The Rams could of course key in on Jackson in the run game, forcing give reads on every read option and trying to contain him in the pocket. Jackson will willingly hand the ball off to his downhill backs, who will pick up every yard blocked for them and perhaps more. And trying to contain him is a fruitless endeavor. He is going to break the pocket and get himself downfield at some point. He's too good. And if you sell out to stop his running game, he's got the ability to beat you with the pass, to any part of the field.
The Baltimore pass game almost exclusively runs through two players: Mark Andrews and Marquise Brown. Neither player plays a full complement of the offensive snaps, largely because the team prefers to use Hayden Hurst and Nick Boyle as the blocking tight ends, and Brown has both been playing through one injury or another for most of the year and the Ravens prefer to use Willie Snead as a blocker in their run game.
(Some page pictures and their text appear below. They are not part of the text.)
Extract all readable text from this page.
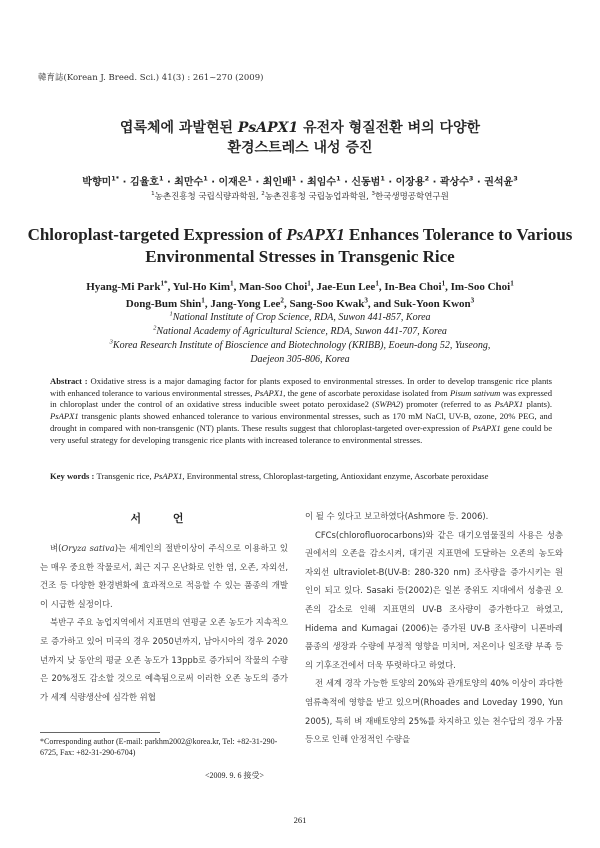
韓育誌(Korean J. Breed. Sci.) 41(3) : 261~270 (2009)
엽록체에 과발현된 PsAPX1 유전자 형질전환 벼의 다양한
환경스트레스 내성 증진
박향미$^{1*}$ · 김율호$^1$ · 최만수$^1$ · 이재은$^1$ · 최인배$^1$ · 최임수$^1$ · 신동범$^1$ · 이장용$^2$ · 곽상수$^3$ · 권석윤$^3$
$^1$농촌진흥청 국립식량과학원, $^2$농촌진흥청 국립농업과학원, $^3$한국생명공학연구원
Chloroplast-targeted Expression of PsAPX1 Enhances Tolerance to Various
Environmental Stresses in Transgenic Rice
Hyang-Mi Park$^{1*}$, Yul-Ho Kim$^1$, Man-Soo Choi$^1$, Jae-Eun Lee$^1$, In-Bea Choi$^1$, Im-Soo Choi$^1$
Dong-Bum Shin$^1$, Jang-Yong Lee$^2$, Sang-Soo Kwak$^3$, and Suk-Yoon Kwon$^3$
$^1$National Institute of Crop Science, RDA, Suwon 441-857, Korea
$^2$National Academy of Agricultural Science, RDA, Suwon 441-707, Korea
$^3$Korea Research Institute of Bioscience and Biotechnology (KRIBB), Eoeun-dong 52, Yuseong,
Daejeon 305-806, Korea
Abstract : Oxidative stress is a major damaging factor for plants exposed to environmental stresses. In order to develop transgenic rice plants with enhanced tolerance to various environmental stresses, PsAPX1, the gene of ascorbate peroxidase isolated from Pisum sativum was expressed in chloroplast under the control of an oxidative stress inducible sweet potato peroxidase2 (SWPA2) promoter (referred to as PsAPX1 plants). PsAPX1 transgenic plants showed enhanced tolerance to various environmental stresses, such as 170 mM NaCl, UV-B, ozone, 20% PEG, and drought in compared with non-transgenic (NT) plants. These results suggest that chloroplast-targeted over-expression of PsAPX1 gene could be very useful strategy for developing transgenic rice plants with increased tolerance to environmental stresses.
Key words : Transgenic rice, PsAPX1, Environmental stress, Chloroplast-targeting, Antioxidant enzyme, Ascorbate peroxidase
서 언

벼(Oryza sativa)는 세계인의 절반이상이 주식으로 이용하고 있는 매우 중요한 작물로서, 최근 지구 온난화로 인한 염, 오존, 자외선, 건조 등 다양한 환경변화에 효과적으로 적응할 수 있는 품종의 개발이 시급한 실정이다.

북반구 주요 농업지역에서 지표면의 연평균 오존 농도가 지속적으로 증가하고 있어 미국의 경우 2050년까지, 남아시아의 경우 2020년까지 낮 동안의 평균 오존 농도가 13ppb로 증가되어 작물의 수량은 20%정도 감소할 것으로 예측됨으로써 이러한 오존 농도의 증가가 세계 식량생산에 심각한 위협

이 될 수 있다고 보고하였다(Ashmore 등. 2006).

CFCs(chlorofluorocarbons)와 같은 대기오염물질의 사용은 성층권에서의 오존을 감소시켜, 대기권 지표면에 도달하는 오존의 농도와 자외선 ultraviolet-B(UV-B: 280-320 nm) 조사량을 증가시키는 원인이 되고 있다. Sasaki 등(2002)은 일본 중위도 지대에서 성층권 오존의 감소로 인해 지표면의 UV-B 조사량이 증가한다고 하였고, Hidema and Kumagai (2006)는 증가된 UV-B 조사량이 니폰바레 품종의 생장과 수량에 부정적 영향을 미치며, 저온이나 일조량 부족 등의 기후조건에서 더욱 뚜렷하다고 하였다.

전 세계 경작 가능한 토양의 20%와 관개토양의 40% 이상이 과다한 염류축적에 영향을 받고 있으며(Rhoades and Loveday 1990, Yun 2005), 특히 벼 재배토양의 25%를 차지하고 있는 천수답의 경우 가뭄 등으로 인해 안정적인 수량을

*Corresponding author (E-mail: parkhm2002@korea.kr, Tel: +82-31-290-6725, Fax: +82-31-290-6704)
<2009. 9. 6 接受>
261
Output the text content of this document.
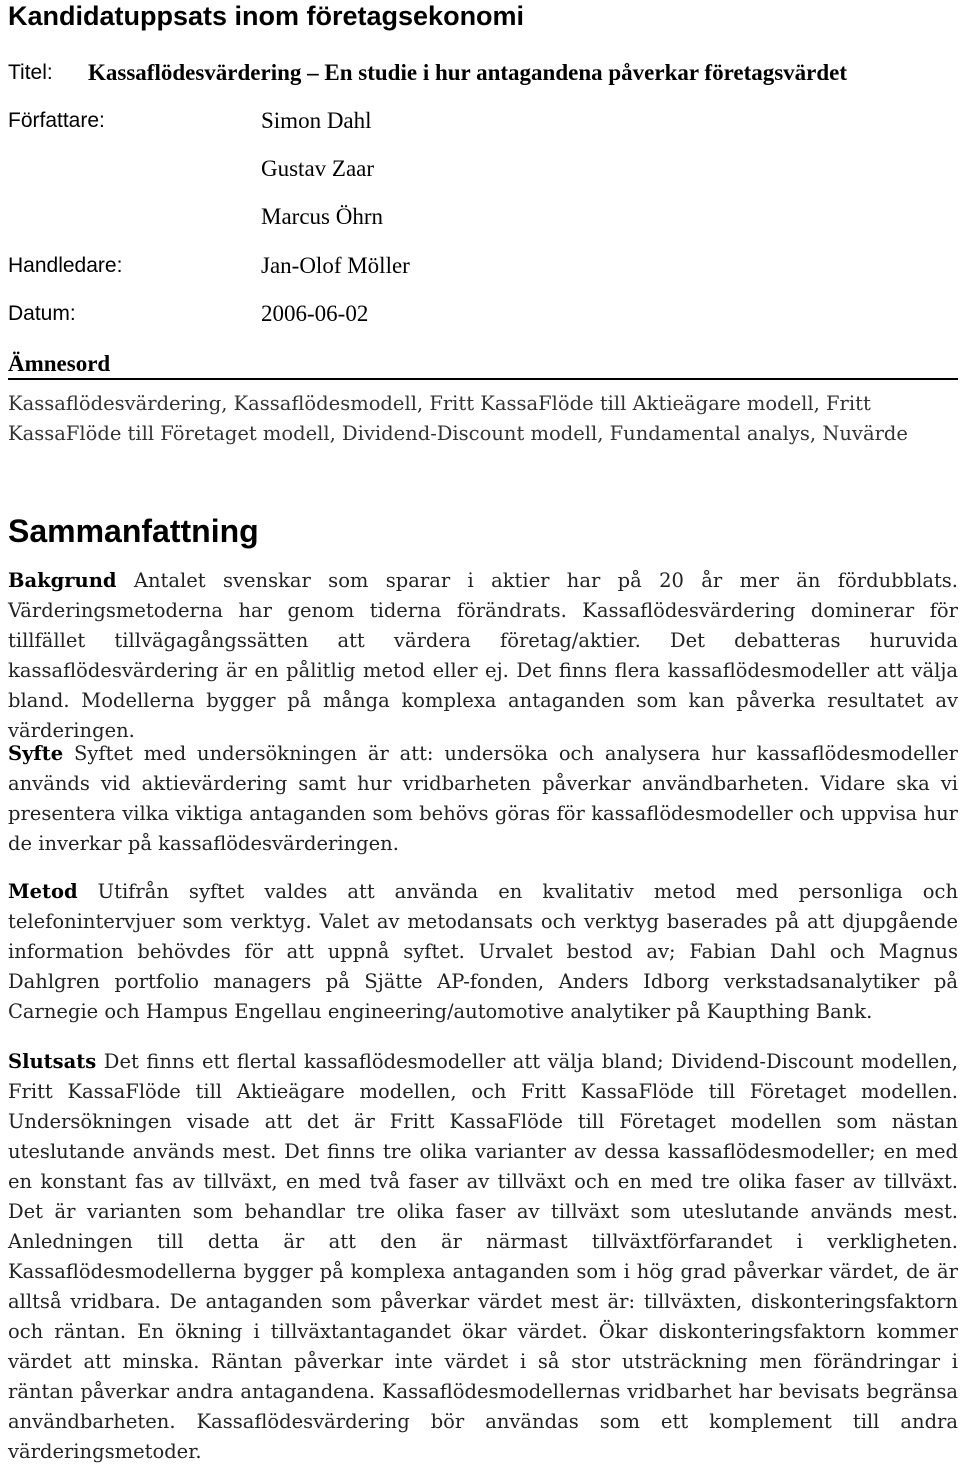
Kandidatuppsats inom företagsekonomi
Titel: Kassaflödesvärdering – En studie i hur antagandena påverkar företagsvärdet
Författare:	Simon Dahl
Gustav Zaar
Marcus Öhrn
Handledare:	Jan-Olof Möller
Datum:	2006-06-02
Ämnesord
Kassaflödesvärdering, Kassaflödesmodell, Fritt KassaFlöde till Aktieägare modell, Fritt KassaFlöde till Företaget modell, Dividend-Discount modell, Fundamental analys, Nuvärde
Sammanfattning
Bakgrund Antalet svenskar som sparar i aktier har på 20 år mer än fördubblats. Värderingsmetoderna har genom tiderna förändrats. Kassaflödesvärdering dominerar för tillfället tillvägagångssätten att värdera företag/aktier. Det debatteras huruvida kassaflödesvärdering är en pålitlig metod eller ej. Det finns flera kassaflödesmodeller att välja bland. Modellerna bygger på många komplexa antaganden som kan påverka resultatet av värderingen.
Syfte Syftet med undersökningen är att: undersöka och analysera hur kassaflödesmodeller används vid aktievärdering samt hur vridbarheten påverkar användbarheten. Vidare ska vi presentera vilka viktiga antaganden som behövs göras för kassaflödesmodeller och uppvisa hur de inverkar på kassaflödesvärderingen.
Metod Utifrån syftet valdes att använda en kvalitativ metod med personliga och telefonintervjuer som verktyg. Valet av metodansats och verktyg baserades på att djupgående information behövdes för att uppnå syftet. Urvalet bestod av; Fabian Dahl och Magnus Dahlgren portfolio managers på Sjätte AP-fonden, Anders Idborg verkstadsanalytiker på Carnegie och Hampus Engellau engineering/automotive analytiker på Kaupthing Bank.
Slutsats Det finns ett flertal kassaflödesmodeller att välja bland; Dividend-Discount modellen, Fritt KassaFlöde till Aktieägare modellen, och Fritt KassaFlöde till Företaget modellen. Undersökningen visade att det är Fritt KassaFlöde till Företaget modellen som nästan uteslutande används mest. Det finns tre olika varianter av dessa kassaflödesmodeller; en med en konstant fas av tillväxt, en med två faser av tillväxt och en med tre olika faser av tillväxt. Det är varianten som behandlar tre olika faser av tillväxt som uteslutande används mest. Anledningen till detta är att den är närmast tillväxtförfarandet i verkligheten. Kassaflödesmodellerna bygger på komplexa antaganden som i hög grad påverkar värdet, de är alltså vridbara. De antaganden som påverkar värdet mest är: tillväxten, diskonteringsfaktorn och räntan. En ökning i tillväxtantagandet ökar värdet. Ökar diskonteringsfaktorn kommer värdet att minska. Räntan påverkar inte värdet i så stor utsträckning men förändringar i räntan påverkar andra antagandena. Kassaflödesmodellernas vridbarhet har bevisats begränsa användbarheten. Kassaflödesvärdering bör användas som ett komplement till andra värderingsmetoder.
With the two leading receivers for the team being (a) a tight end; and (b) a part-time wide receiver who does not have the widest route tree, how the Rams elect to utilize Jalen Ramsey becomes a question as well. Ramsey has been used to shadow the top receiver on the opposing team more often than not, but the top receivers for Baltimore aren't always on the field. Andrews is more involved than Brown on a snap-to-snap basis just in terms of target rate so it may make sense to put Ramsey on him, but shadowing a tight end is not something most teams do with a cornerback.